De gedachte bezorgt me een hol gevoel. Hij wil haar naar een kostschool voor stoute kinderen sturen. Opeens zie ik een beeld voor me van Minnie in een blazer met biezen; ze zit met gebogen hoofd in een hoekje met een bord waarop staat IK MAG GEEN ZESTIEN JASSEN OP INTERNET KOPEN.

‘Natuurlijk niet!’ zegt Luke ontzet. ‘Het is gewoon een programma voor kinderen met bepaalde gedragsproblemen. En het is maar een idee.’ Hij wrijft in zijn nek, nog steeds zonder me aan te kijken. ‘Ik heb die Nanny Sue al gesproken. Ik heb de situatie uitgelegd en ze toonde veel begrip. Als we willen, komt ze Minnie evalueren en dan geeft ze advies. Ik heb dus een afspraak gemaakt.’

‘Wát?’ Ik geloof mijn oren niet. ‘Heb je haar al gespróken?’

‘Ik wilde gewoon weten wat er allemaal mogelijk is.’ Nu kijkt Luke me eindelijk aan. ‘Becky, ik zie er net zo tegen op als jij, maar we moeten toch íéts doen.’

Nee, dat hoeft niet! zou ik willen gillen. En we hoeven al helemaal geen onbekenden in huis te halen die ons wel even gaan zeggen wat we moeten doen!

Maar ik zie aan hem dat zijn besluit vaststaat. Het is net als die keer tijdens onze huwelijksreis toen hij besloot dat we niet met het vliegtuig, maar met de trein naar Lahore zouden gaan. Er is niets meer aan te doen.

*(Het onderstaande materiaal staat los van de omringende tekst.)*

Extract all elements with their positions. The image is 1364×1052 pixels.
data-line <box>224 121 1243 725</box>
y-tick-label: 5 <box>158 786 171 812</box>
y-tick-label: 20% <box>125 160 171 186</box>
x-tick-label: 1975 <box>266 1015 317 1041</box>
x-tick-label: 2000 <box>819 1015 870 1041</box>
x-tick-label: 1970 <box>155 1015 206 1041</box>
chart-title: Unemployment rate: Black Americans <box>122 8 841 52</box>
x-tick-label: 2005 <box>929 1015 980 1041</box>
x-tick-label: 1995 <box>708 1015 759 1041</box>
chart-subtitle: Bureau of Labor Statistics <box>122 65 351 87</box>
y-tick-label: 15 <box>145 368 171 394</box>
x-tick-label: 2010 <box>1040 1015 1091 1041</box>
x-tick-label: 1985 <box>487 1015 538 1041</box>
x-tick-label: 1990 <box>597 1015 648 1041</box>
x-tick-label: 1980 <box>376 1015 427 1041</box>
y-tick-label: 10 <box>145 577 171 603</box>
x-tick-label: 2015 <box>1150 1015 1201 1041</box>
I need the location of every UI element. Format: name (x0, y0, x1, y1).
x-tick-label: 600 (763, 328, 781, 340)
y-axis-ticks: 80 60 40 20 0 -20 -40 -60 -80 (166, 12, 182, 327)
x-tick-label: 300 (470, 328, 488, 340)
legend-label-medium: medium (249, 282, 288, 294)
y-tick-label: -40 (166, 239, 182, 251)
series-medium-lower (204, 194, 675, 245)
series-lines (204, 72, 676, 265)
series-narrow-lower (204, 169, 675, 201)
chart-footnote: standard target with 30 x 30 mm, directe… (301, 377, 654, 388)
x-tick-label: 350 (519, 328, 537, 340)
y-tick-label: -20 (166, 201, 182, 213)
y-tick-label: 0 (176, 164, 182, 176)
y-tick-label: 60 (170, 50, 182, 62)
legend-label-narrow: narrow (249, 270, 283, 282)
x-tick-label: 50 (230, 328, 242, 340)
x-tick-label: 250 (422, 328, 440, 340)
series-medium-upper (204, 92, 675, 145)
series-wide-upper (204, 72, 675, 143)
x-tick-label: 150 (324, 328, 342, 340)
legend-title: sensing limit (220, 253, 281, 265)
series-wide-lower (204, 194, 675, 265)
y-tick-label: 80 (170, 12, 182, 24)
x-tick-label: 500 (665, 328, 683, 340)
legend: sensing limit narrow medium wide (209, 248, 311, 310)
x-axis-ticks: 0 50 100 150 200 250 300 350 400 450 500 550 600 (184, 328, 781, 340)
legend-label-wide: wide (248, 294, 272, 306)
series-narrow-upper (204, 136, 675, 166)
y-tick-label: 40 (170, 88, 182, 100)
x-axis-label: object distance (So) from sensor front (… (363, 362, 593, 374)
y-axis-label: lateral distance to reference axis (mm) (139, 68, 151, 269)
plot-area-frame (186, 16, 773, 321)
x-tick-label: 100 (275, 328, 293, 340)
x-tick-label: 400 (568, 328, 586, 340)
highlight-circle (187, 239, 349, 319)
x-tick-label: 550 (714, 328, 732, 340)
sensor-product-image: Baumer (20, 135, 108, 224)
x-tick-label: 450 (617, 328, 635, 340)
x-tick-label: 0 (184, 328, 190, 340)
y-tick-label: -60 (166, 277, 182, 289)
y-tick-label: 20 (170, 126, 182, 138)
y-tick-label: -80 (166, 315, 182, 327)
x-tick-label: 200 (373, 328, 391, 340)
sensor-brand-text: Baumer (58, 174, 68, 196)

Nou, mij best. Hij huurt maar zoveel opvoedingsgoeroes als hij wil. Niemand kan mij Minnie afpakken. Laat Nanny Sue haar best maar doen. Ik kan haar wel aan. Wacht maar.

DR. JAMES LINFOOT
HARLEY STREET 36
LONDEN W1

Rebecca Brandon

Dennenlust

Elton Road 43

Oxshott

Surrey

Londen, 3 maart 2006

Beste Rebecca,

Dank voor je brief van 1 maart.

Ik heb nog nooit van ‘slaapshoppen’ gehoord. Ik kan je dus niet de Latijnse naam geven, en ook kan ik niet aan je man schrijven dat hij ‘je medische toestand moet respecteren’.

Wanneer de symptomen aanhouden, raad ik je aan je huisarts te consulteren.